Businesses struggling to find staff as unemployment rate hits 34-year low

New Zealand has reached its lowest level of unemployment since before the global financial crisis but this has left businesses struggling to find staff. 

Thousands more Kiwis have found work, sending our unemployment rate to below 4 percent.

While that's great news for workers, whose wages are increasing, it's making things tough for businesses desperate for more staff. 

Almost everyone in New Zealand is on the payroll, with our new unemployment rate sitting at 3.4 percent.

"Absolutely fantastic news for New Zealand, unemployment is at a historic low, it's at its joint-lowest rate since 1986," Council of Trade Unions economist Craig Renney tells Newshub. 

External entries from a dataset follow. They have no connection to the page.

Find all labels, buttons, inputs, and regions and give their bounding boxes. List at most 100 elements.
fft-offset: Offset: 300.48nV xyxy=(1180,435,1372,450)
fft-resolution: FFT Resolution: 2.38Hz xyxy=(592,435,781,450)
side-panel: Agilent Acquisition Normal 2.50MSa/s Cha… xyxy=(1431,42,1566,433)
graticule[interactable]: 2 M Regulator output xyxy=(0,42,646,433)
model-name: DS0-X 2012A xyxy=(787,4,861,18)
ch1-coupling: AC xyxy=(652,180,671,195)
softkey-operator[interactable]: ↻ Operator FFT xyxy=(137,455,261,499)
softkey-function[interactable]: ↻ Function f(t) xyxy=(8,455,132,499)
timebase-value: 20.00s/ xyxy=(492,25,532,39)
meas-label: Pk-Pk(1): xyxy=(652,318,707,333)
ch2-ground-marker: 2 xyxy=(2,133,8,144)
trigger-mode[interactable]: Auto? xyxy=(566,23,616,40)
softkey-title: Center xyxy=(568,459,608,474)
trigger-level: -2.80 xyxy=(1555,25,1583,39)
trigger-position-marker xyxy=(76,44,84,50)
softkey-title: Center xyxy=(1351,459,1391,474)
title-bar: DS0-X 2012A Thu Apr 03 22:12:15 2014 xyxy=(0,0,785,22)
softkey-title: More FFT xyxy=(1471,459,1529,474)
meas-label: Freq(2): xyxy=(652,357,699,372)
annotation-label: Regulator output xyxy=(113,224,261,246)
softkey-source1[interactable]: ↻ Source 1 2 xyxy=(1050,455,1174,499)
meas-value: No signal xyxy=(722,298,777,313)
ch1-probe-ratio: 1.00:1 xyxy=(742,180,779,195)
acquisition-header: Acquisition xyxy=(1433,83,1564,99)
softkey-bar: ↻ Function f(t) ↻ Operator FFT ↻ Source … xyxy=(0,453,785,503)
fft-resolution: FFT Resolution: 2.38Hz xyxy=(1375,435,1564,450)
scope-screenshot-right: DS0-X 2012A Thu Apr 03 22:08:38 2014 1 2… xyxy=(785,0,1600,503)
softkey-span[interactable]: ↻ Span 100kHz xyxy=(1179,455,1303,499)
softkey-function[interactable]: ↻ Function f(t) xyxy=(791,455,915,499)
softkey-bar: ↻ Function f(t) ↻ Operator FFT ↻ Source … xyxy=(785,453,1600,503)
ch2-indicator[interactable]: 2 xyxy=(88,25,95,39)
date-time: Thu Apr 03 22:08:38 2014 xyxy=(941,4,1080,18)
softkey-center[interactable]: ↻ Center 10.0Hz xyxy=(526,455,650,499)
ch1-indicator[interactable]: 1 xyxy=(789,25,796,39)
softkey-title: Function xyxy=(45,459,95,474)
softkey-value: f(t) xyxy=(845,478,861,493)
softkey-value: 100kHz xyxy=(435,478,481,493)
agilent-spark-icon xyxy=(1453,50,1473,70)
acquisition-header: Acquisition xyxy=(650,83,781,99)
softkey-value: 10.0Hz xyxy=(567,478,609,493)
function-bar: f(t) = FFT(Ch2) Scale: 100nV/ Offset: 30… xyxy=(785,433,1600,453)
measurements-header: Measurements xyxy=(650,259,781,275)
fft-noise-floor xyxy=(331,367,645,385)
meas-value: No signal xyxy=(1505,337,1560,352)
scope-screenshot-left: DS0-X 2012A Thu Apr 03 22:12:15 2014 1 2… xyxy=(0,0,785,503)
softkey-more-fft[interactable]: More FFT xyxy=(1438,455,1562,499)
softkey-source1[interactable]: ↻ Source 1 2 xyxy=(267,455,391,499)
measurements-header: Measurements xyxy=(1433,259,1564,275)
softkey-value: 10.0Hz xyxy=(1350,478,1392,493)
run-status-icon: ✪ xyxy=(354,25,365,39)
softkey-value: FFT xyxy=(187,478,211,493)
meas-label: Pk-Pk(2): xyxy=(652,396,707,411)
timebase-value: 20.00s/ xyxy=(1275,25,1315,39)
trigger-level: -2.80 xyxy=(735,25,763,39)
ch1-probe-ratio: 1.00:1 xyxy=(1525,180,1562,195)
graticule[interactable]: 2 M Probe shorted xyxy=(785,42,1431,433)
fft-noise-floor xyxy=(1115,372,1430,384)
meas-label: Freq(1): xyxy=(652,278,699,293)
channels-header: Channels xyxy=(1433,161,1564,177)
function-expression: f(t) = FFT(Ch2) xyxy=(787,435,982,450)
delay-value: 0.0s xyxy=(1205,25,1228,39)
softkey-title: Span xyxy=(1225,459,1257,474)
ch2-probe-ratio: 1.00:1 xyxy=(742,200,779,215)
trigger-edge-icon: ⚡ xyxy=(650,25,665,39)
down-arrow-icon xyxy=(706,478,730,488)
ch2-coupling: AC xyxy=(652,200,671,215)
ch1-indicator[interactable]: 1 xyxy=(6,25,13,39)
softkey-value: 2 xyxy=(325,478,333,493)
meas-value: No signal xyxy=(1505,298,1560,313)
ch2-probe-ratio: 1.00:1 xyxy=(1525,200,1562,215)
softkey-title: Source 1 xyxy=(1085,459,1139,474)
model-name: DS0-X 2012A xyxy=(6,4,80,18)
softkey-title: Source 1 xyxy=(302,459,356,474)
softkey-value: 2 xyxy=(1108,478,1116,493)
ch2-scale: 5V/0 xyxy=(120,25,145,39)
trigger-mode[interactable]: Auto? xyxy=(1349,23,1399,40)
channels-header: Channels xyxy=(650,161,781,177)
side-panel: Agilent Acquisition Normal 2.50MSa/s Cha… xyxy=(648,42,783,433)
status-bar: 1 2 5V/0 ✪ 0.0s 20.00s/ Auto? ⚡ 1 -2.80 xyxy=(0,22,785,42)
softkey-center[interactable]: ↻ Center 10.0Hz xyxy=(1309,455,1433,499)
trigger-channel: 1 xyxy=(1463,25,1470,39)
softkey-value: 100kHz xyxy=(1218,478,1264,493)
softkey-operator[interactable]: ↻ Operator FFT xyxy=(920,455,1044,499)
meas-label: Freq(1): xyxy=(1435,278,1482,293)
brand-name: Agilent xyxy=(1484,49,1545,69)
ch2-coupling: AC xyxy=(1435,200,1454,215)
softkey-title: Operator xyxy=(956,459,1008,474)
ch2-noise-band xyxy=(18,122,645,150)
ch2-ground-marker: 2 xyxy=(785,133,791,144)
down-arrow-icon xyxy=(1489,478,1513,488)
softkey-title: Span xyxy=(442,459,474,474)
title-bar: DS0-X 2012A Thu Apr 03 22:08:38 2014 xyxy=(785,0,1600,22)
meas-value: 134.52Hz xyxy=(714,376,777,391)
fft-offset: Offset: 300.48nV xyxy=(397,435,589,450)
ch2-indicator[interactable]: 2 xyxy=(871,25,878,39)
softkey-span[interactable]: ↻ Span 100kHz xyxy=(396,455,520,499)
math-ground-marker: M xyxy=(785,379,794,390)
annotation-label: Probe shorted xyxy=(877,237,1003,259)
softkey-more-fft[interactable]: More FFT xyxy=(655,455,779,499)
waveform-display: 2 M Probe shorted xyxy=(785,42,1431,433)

The amount of Kiwis finding jobs has boomed with 54,000 more Kiwis nabbing jobs in the three months to September, most of them women. 

So with businesses shutting in the pandemic, or struggling to hold onto staff, who's hiring? The answer's health care.

"There's 65 vacancies already, they're general practitioners, nurses, psychologists, so, across the board," ProCare CEO Bindi Norwell tells Newshub. 

Most of the jobs filled in the quarter were in Auckland but Waikato, Wellington, Canterbury and Bay of Plenty all saw large increases in employment too. 

There are still 98,000 people unemployed. If you're one of them, there are plenty of businesses wanting you, including a commercial kitchen in Canterbury. 

"We've been getting chefs poached and spending all this money on advertising for chefs and just getting zero applicants," Flip Grater from Grater Goods Christchurch tells Newshub. 

Or you could work on a construction site in the capital.

"If you're a qualified builder, you pretty much hold everything, you can ask for anything, if you want to change companies, you hold all the power really," Horns Construction owner Benjamin Horn says. 

There is a warning for employers, with an ANZ economist predicting a lot of poaching.

"You will see a lot of resignations, probably more than usual and that really just reflects workers being poached by other employees or looking for better opportunities," ANZ economist Finn Robinson tells Newshub.

Because workers are worth their weight in gold.